Design retrieval for customer support knowledge
A practical structure for grounding support answers in policies, product docs, and account-specific context.
Open source docReal workflow example
A support assistant has access to product docs, billing policies, release notes, and customer account records. When everything is dumped into one search index, the assistant sometimes answers with outdated policy text, shows internal notes to the wrong user, or cites a general article when an account-specific exception applies.
The better design separates source types. Public help articles answer general questions. Internal policies guide what support can promise. Account records provide the user's actual state. Each source has freshness, audience, product area, and permission metadata.
Implementation approach
Start by listing the knowledge classes that support agents already use. A good split is public docs, internal support playbooks, policy/legal text, product changelogs, and customer records. Each class should have a different permission rule and freshness expectation.
Retrieval should return the smallest useful evidence set. Do not ask the model to read twenty chunks when three high-quality sources are enough. Include titles, source IDs, dates, audience labels, and excerpts so the answer can explain where it came from.
The UI should display evidence beside the answer. This lets support staff verify the response, teaches users why the answer is trustworthy, and creates a debugging path when the answer is wrong.
Code or config snippet
type SupportSource = {
id: string;
title: string;
sourceType: "public_doc" | "internal_policy" | "account_record";
audience: "public" | "support" | "admin";
productArea: string;
updatedAt: string;
excerpt: string;
};
function canUseSource(source: SupportSource, role: "user" | "support" | "admin") {
if (source.audience === "public") return true;
if (source.audience === "support") return role === "support" || role === "admin";
return role === "admin";
}
Mistakes to avoid
- Do not mix private account records with public docs in one permissionless index.
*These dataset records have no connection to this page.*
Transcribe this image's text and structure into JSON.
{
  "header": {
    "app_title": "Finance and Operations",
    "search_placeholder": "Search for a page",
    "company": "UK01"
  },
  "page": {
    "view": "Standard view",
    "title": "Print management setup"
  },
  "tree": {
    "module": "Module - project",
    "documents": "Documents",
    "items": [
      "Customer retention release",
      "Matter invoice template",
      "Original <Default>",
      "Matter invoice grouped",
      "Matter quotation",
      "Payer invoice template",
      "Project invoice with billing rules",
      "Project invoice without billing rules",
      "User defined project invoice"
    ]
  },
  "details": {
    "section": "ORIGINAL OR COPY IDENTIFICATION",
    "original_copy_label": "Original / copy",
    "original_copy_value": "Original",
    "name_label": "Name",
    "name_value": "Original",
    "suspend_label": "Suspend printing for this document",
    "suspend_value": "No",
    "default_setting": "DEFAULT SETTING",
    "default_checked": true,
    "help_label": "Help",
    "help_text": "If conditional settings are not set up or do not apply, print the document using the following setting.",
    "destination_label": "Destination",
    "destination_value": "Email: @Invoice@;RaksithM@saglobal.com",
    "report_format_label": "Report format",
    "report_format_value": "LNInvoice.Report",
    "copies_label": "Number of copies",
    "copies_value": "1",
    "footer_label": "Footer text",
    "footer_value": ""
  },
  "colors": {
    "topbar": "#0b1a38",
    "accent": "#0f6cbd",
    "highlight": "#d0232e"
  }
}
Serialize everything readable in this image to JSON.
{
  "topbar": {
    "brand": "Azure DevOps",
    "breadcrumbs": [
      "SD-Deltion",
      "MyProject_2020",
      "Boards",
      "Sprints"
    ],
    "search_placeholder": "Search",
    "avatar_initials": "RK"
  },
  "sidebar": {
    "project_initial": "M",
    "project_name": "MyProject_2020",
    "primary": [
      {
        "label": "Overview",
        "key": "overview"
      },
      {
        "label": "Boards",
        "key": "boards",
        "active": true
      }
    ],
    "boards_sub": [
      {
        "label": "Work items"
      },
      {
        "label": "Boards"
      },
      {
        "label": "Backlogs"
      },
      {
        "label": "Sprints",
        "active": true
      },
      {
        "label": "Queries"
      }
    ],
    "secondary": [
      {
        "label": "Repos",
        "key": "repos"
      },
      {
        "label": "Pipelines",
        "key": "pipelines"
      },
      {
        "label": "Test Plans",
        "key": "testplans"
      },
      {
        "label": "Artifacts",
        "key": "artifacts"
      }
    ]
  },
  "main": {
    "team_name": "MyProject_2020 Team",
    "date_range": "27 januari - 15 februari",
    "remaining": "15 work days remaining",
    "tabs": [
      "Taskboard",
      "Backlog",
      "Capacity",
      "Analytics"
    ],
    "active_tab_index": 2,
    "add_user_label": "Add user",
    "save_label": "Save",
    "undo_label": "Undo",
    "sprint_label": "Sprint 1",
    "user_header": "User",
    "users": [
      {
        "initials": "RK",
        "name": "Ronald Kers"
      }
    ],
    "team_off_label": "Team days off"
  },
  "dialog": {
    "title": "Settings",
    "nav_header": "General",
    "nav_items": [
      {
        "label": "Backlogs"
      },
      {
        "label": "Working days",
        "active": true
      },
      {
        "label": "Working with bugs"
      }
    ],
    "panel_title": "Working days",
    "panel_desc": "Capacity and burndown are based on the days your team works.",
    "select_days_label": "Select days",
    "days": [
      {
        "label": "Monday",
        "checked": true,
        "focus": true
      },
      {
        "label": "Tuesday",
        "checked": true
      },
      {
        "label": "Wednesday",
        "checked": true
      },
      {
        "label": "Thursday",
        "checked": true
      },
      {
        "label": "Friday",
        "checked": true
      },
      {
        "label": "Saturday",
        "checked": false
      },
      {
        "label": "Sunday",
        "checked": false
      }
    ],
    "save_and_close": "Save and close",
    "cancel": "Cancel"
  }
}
- Do not retrieve stale policy text without showing the update date.
- Do not force the model to choose between conflicting sources without priority rules.
- Do not show an answer when no supporting source was retrieved.
- Do not expose internal excerpts in the customer-facing UI.
Ready checklist
- Source classes are separated by audience and permission level.
- Each chunk has title, source ID, product area, freshness, and audience metadata.
- Retrieval filters by user, organization, role, and intent before ranking.
- The answer includes source references or evidence summaries.
- Low-confidence and source-missing answers route to review.
- Support staff can report bad or stale sources.
Practical tip
Give policies priority over blog posts and changelogs when the question involves refunds, terms, security, or compliance. Retrieval quality depends as much on source priority as embedding similarity.